Consequently, Gatineau’s proposed wording addresses the Carriers’ concerns and is reasonable.
|6.3||Keep the wording proposed by the Carriers, amended to add an obligation for the parties to be reasonable when the conditions of the municipal ROWs have changed, similar to the wording in section 4.8, as follows (changes are in bold italics):
6.3 Inaccurate Locates
Where the Company’s Locates do not accurately correspond with the location of the Equipment and, as a result, the Municipality is unable to install its facilities within the municipal ROWs in the manner it expected based on the Locates provided by the Company (the “Error”), the Company shall pay the Municipality the direct costs stemming from the Error.
An Inaccurate Locate resulting from equipment relocated due to ground movement stemming from, among other things, weather conditions or work or activities carried out by a third party or the Municipality is not an Error. In the event of a disagreement as to the existence of an Error, the parties agree to work together to determine whether or not the Error stems from ground movement or work or activities carried out by third parties or the Municipality.
If it is determined that the conditions of the municipal right-of-way have changed, the parties agree to be reasonable, including with respect to the allocation of direct costs stemming from the change.
|The specifications added by the Carriers provide examples of what may not constitute an inaccurate locate for which they are responsible. Consequently, these specifications are legitimate.
According to the cost causality principle, costs incurred by the City related to an inaccurate locate and stemming from circumstances beyond the Carriers’ control (e.g. ground movement or activities by a third party) are attributable to (initially) both the presence of the Carriers’ equipment in the municipal ROW and (subsequently) external factors beyond the Carriers’ control.
|7.5||Keep the revised wording proposed by Gatineau.||Although there is no clear difference between the French terms “déplacement” and “relocalisation”, both terms are used in the French version of the proposed MAA, and Gatineau is of the view that this definition could help to avoid potential disputes.

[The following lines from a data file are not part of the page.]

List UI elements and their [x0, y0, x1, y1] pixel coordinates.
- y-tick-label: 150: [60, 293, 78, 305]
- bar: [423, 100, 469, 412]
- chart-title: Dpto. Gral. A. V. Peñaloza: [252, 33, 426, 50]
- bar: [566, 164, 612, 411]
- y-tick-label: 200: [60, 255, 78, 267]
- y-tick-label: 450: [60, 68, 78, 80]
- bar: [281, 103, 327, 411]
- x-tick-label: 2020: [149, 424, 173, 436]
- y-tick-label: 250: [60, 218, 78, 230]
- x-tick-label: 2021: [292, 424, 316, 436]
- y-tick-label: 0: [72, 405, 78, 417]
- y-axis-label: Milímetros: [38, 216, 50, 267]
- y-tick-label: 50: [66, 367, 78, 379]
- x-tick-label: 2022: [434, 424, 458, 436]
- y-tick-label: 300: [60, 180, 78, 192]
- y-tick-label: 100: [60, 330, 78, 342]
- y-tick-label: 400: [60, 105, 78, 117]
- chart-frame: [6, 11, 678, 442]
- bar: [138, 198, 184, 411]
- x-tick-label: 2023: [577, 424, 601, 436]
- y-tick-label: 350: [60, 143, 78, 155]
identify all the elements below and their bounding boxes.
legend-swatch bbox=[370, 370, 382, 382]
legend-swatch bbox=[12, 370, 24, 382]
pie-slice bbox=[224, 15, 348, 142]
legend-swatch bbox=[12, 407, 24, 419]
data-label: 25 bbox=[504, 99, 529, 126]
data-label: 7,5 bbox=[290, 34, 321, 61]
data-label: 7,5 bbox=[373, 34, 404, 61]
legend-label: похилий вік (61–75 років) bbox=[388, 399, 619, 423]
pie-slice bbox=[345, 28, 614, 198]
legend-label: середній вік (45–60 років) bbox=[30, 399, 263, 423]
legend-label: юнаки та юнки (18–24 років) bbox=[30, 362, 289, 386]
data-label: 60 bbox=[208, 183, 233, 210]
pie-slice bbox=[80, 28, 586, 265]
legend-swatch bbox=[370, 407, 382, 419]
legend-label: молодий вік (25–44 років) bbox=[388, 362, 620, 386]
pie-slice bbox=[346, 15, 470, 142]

Since both terms are used interchangeably in section 1 of Schedule C of the French version of the proposed MAA, including this definition will clarify that both terms have the same meaning.|
|Schedule C, section 3, Beautification||Keep only the first paragraph proposed by Gatineau in the proposed MAA, as follows:
Schedule C: 3. Beautification
Notwithstanding subsections 1 and 2, the Municipality shall be solely responsible for paying all costs related to equipment relocation if the relocation is for a beautification or aesthetic purpose. These costs include depreciation, betterment, and salvage costs.
|The Commission has not defined beautification or received dispute settlement requests about this issue. Furthermore, the members of the CRTC Interconnection Steering Committee were unable to reach a consensus on this issue in the Model MAA.
In many cases, it is not the nature of the work but, rather, the reason for the work that will be used to determine whether the project is for a beautification or aesthetic purpose or not. Accordingly, it would not be appropriate for the Commission to decide in advance and without knowing the specific context of such projects whether they fall under the category of beautification or not, given the many work projects and the subjective nature of the definition of this work.
This section must therefore be negotiated by the parties. If they are unable to reach a consensus, they may continue to resort to the dispute settlement mechanism set out in the proposed MAA.